As the world quickly runs out, or rather have ran out of IPv4 addresses, more and more people are getting their self-hosting dreams curb-stomped by CGNAT, or carrier-grade NAT. Ever notice how the WAN IP on your router doesn’t match up to whatever is shown on public services? A good sign that you’re behind a carrier-grade NAT.

So what’s in it for me? What’s so terrible about CGNAT? I can still access the Internet just fine. And yes, you will be able to. Most services these days – think YouTube, Google, Facebook, Twitter – do not require you to open up a port on your router. Almost all services are based on server-to-peer, and thus do not need open ports on clients’ end.

But for peer-to-peer services – such as torrenting – or in cases where your home computers become servers – such as Plex – that’s where you start to miss port forwarding. Because in these configurations, the peers, the clients, effectively become the servers.

Since this practice of shadowing everyone behind a CGNAT appliance has become commonplace, so has practices of “tunneling out” of these limitations.


This is what people commonly refer to when somebody asks about CGNAT. You set up Zerotier on the computer you want to access, set it up on the computer you want to access it from, and link those two using a network controller. Sounds simple enough, but this requires you to set up Zerotier on all devices you own. You need to remember to turn it on each time you want to connect to your “private network.”

This methodology is similar to that of OpenVPN’s, but there’s less hassle. With OpenVPN, you need to set up your own network controller (or central OpenVPN server) and manage it, which can be extremely cumbersome. It’s also similar to LogMeIn’s Hamachi, but I detest that software because LogMeIn is a greedy company and it doesn’t work very well.

I like Zerotier because it’s free for non-commercial use and open-source. The last bit is really, really important. Remember, it’s tunneling over all of your sensitive and private information. Having a code repository that is scrutinized by hundreds of security experts around the world is probably one of the top qualifications when it comes to VPN appliances.

But since it’s a bit manual, I didn’t use it for my current networking setup.
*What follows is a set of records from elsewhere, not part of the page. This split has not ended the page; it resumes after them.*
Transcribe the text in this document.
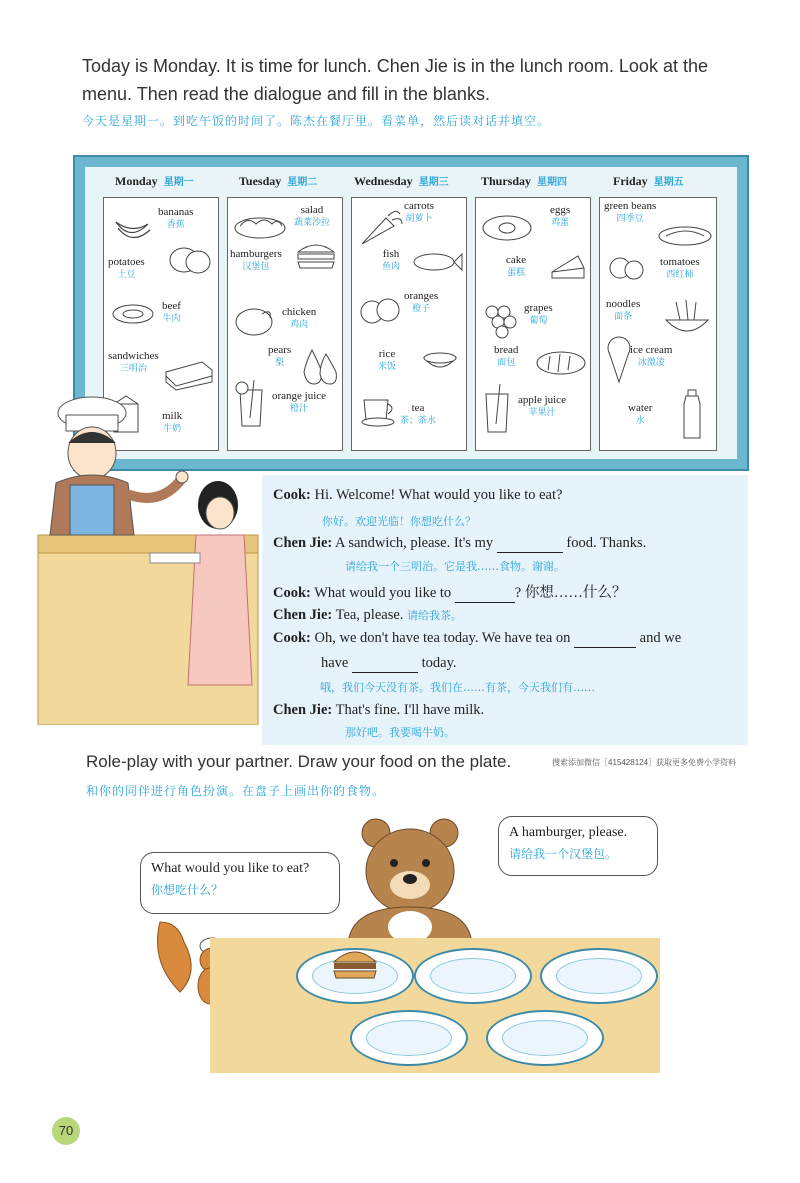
Today is Monday. It is time for lunch. Chen Jie is in the lunch room. Look at the menu. Then read the dialogue and fill in the blanks.
今天是星期一。到吃午饭的时间了。陈杰在餐厅里。看菜单，然后读对话并填空。
Monday 星期一	Tuesday 星期二	Wednesday 星期三	Thursday 星期四	Friday 星期五
bananas
香蕉
potatoes
土豆
beef
牛肉
sandwiches
三明治
milk
牛奶
salad
蔬菜沙拉
hamburgers
汉堡包
chicken
鸡肉
pears
梨
orange juice
橙汁
carrots
胡萝卜
fish
鱼肉
oranges
橙子
rice
米饭
tea
茶；茶水
eggs
鸡蛋
cake
蛋糕
grapes
葡萄
bread
面包
apple juice
苹果汁
green beans
四季豆
tomatoes
西红柿
noodles
面条
ice cream
冰激凌
water
水
Cook: Hi. Welcome! What would you like to eat?
你好。欢迎光临！你想吃什么？
Chen Jie: A sandwich, please. It's my	food. Thanks.
请给我一个三明治。它是我……食物。谢谢。
Cook: What would you like to	? 你想……什么？
Chen Jie: Tea, please. 请给我茶。
Cook: Oh, we don't have tea today. We have tea on	and we
have	today.
哦，我们今天没有茶。我们在……有茶，今天我们有……
Chen Jie: That's fine. I'll have milk.
那好吧。我要喝牛奶。
Role-play with your partner. Draw your food on the plate.	搜索添加微信［415428124］获取更多免费小学资料
和你的同伴进行角色扮演。在盘子上画出你的食物。
What would you like to eat?
你想吃什么？
A hamburger, please.
请给我一个汉堡包。
70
Maybe I’ll test it out in the future and see how it goes. But this solution is used by many (I’ve seen a lot of vouches for it on Reddit).
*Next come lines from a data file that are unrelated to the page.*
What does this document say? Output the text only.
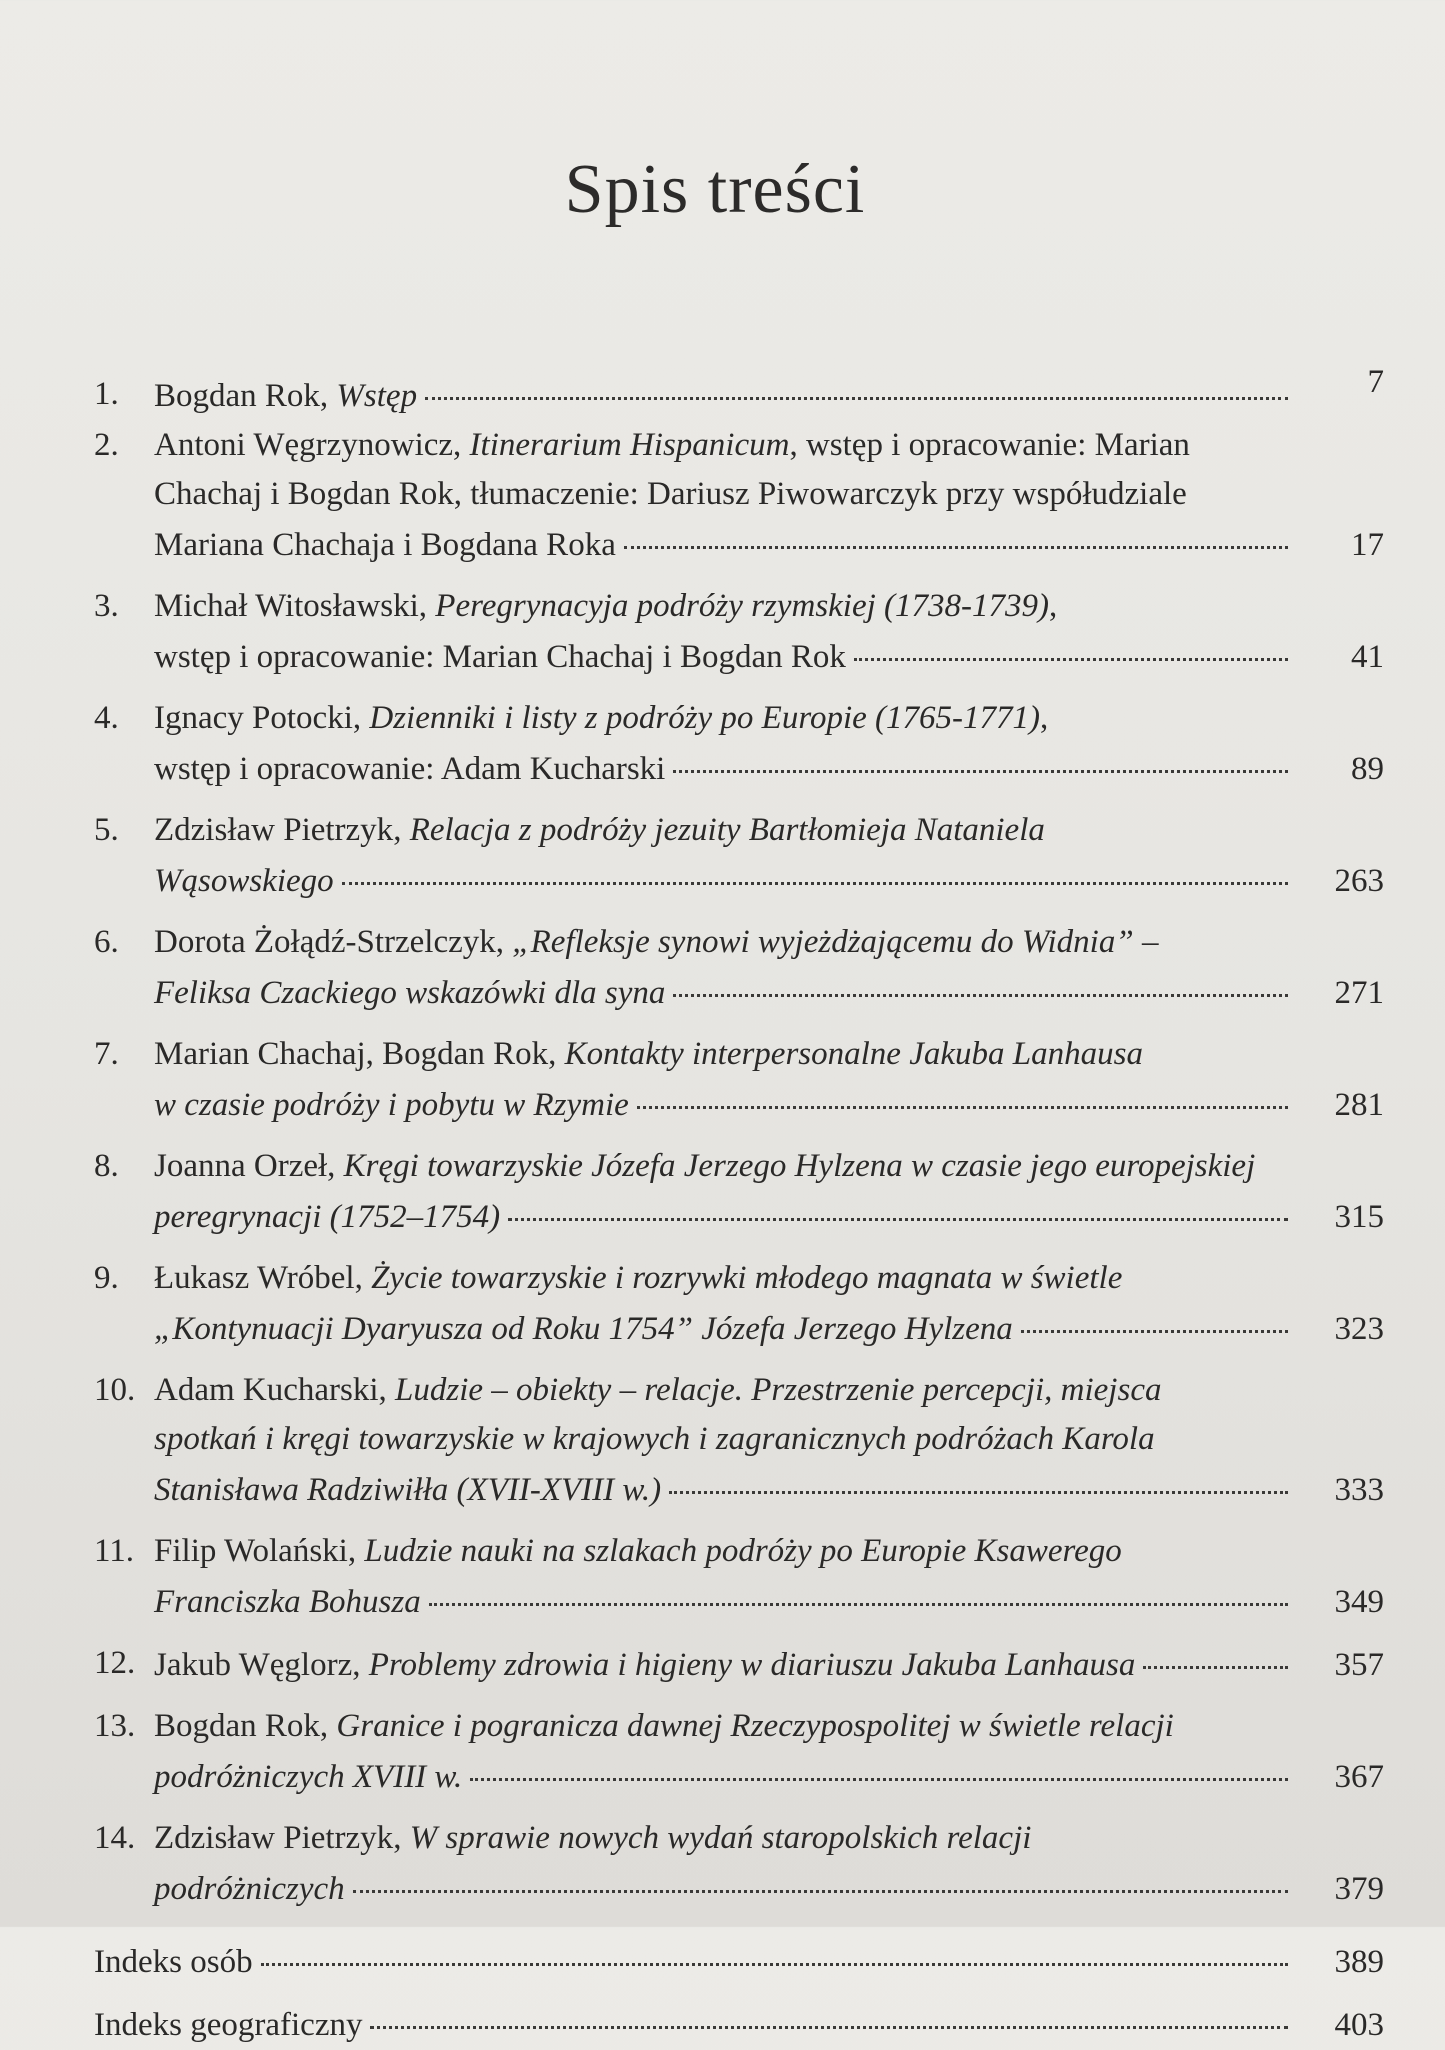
Spis treści
1.	Bogdan Rok , Wstęp	7
2.	Antoni Węgrzynowicz, Itinerarium Hispanicum, wstęp i opracowanie: Marian
Chachaj i Bogdan Rok, tłumaczenie: Dariusz Piwowarczyk przy współudziale
Mariana Chachaja i Bogdana Roka	17
3.	Michał Witosławski , Peregrynacyja podróży rzymskiej (1738-1739) ,
wstęp i opracowanie: Marian Chachaj i Bogdan Rok	41
4.	Ignacy Potocki , Dzienniki i listy z podróży po Europie (1765-1771) ,
wstęp i opracowanie: Adam Kucharski	89
5.	Zdzisław Pietrzyk , Relacja z podróży jezuity Bartłomieja Nataniela
Wąsowskiego	263
6.	Dorota Żołądź-Strzelczyk , „Refleksje synowi wyjeżdżającemu do Widnia” –
Feliksa Czackiego wskazówki dla syna	271
7.	Marian Chachaj, Bogdan Rok , Kontakty interpersonalne Jakuba Lanhausa
w czasie podróży i pobytu w Rzymie	281
8.	Joanna Orzeł , Kręgi towarzyskie Józefa Jerzego Hylzena w czasie jego europejskiej
peregrynacji (1752–1754)	315
9.	Łukasz Wróbel , Życie towarzyskie i rozrywki młodego magnata w świetle
„Kontynuacji Dyaryusza od Roku 1754” Józefa Jerzego Hylzena	323
10. Adam Kucharski , Ludzie – obiekty – relacje. Przestrzenie percepcji, miejsca
spotkań i kręgi towarzyskie w krajowych i zagranicznych podróżach Karola
Stanisława Radziwiłła (XVII-XVIII w.)	333
11. Filip Wolański , Ludzie nauki na szlakach podróży po Europie Ksawerego
Franciszka Bohusza	349
12. Jakub Węglorz , Problemy zdrowia i higieny w diariuszu Jakuba Lanhausa	357
13. Bogdan Rok , Granice i pogranicza dawnej Rzeczypospolitej w świetle relacji
podróżniczych XVIII w.	367
14. Zdzisław Pietrzyk , W sprawie nowych wydań staropolskich relacji
podróżniczych	379
Indeks osób	389
Indeks geograficzny	403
I actually wrote an article about tinc a couple of weeks ago. You essentially rent a public VPS that does have exposed ports for the world to see, and then use it as the middleman between you and the computer you are trying to access.

This methodology is similar to SSH’s reverse tunneling, but tinc does it way better because it is so damn reliable. I’ve been test-driving it for weeks now and I have never found myself without a connection to my target computer. Yes, sometimes it is slow, but everything in China moves at a glacial pace and I’m accustomed to it. What I just cannot stand is unreliability, something that SSH and AutoSSH is notorious for. (Really, if I had a dollar for every time SSH gave me a packet_read_error/packet_write_error…)
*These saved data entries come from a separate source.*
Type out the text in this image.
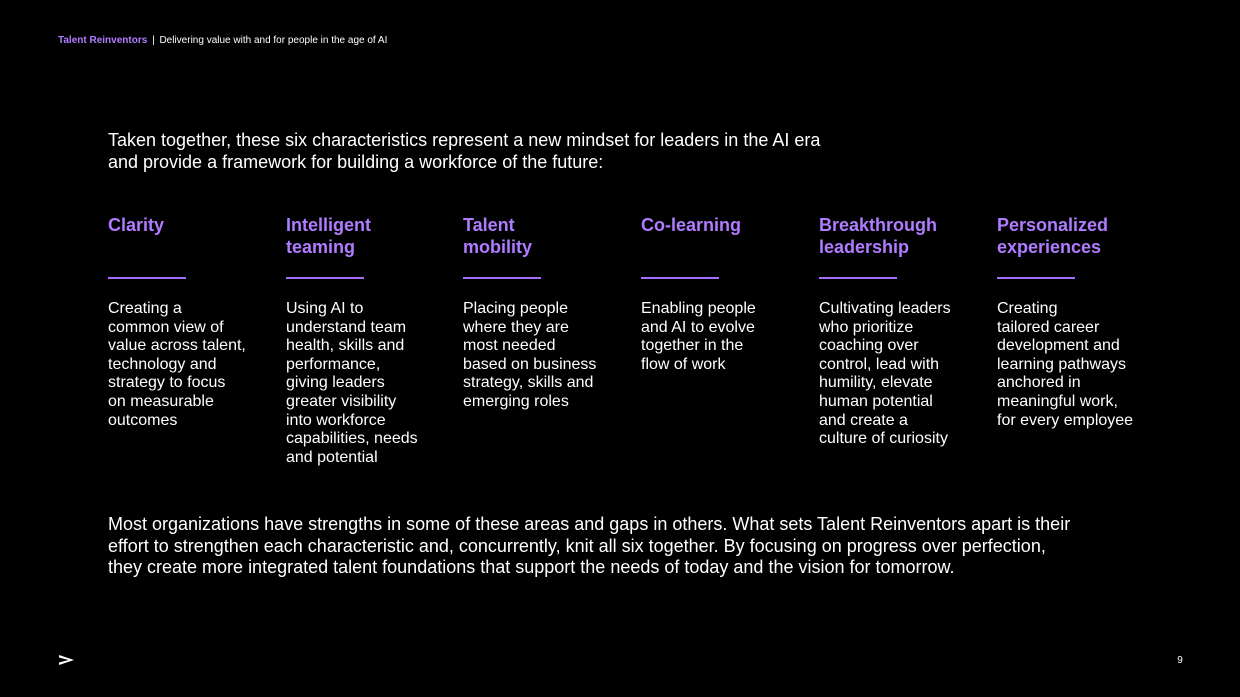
Talent Reinventors | Delivering value with and for people in the age of AI

Taken together, these six characteristics represent a new mindset for leaders in the AI era
and provide a framework for building a workforce of the future:

Clarity

Creating a
common view of
value across talent,
technology and
strategy to focus
on measurable
outcomes

Intelligent
teaming

Using AI to
understand team
health, skills and
performance,
giving leaders
greater visibility
into workforce
capabilities, needs
and potential

Talent
mobility

Placing people
where they are
most needed
based on business
strategy, skills and
emerging roles

Co-learning

Enabling people
and AI to evolve
together in the
flow of work

Breakthrough
leadership

Cultivating leaders
who prioritize
coaching over
control, lead with
humility, elevate
human potential
and create a
culture of curiosity

Personalized
experiences

Creating
tailored career
development and
learning pathways
anchored in
meaningful work,
for every employee

Most organizations have strengths in some of these areas and gaps in others. What sets Talent Reinventors apart is their
effort to strengthen each characteristic and, concurrently, knit all six together. By focusing on progress over perfection,
they create more integrated talent foundations that support the needs of today and the vision for tomorrow.

9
This is good because once the setup is done, you don’t need to remember to activate your tunnels or anything like that. You just connect directly to the VPS as if you’re connecting to the target machine. It’s clean and I recommend using this method if you want a set-up-and-forget solution, or if you’re running something like Plex which performs better over the Internet than it does over virtual LANs.


Quite frequently I see people recommending ngrok to break out of CGNAT, but I believe otherwise. Simply put, ngrok is not intended for that purpose. It’s more for test driving websites and local development applications. Port forwarding and application hosting was not what it was built for.

If it works for you, great! But it only does one port if I remember correctly, and if you want your custom URL I believe you had to pay for it. Bleugh. No thank you.


So there you go, these are all the solutions you can use to construct your own mini-net! I really can’t wait until IPv6 is mainstream, but until then we will have to find workarounds like these to get around stupid CGNAT.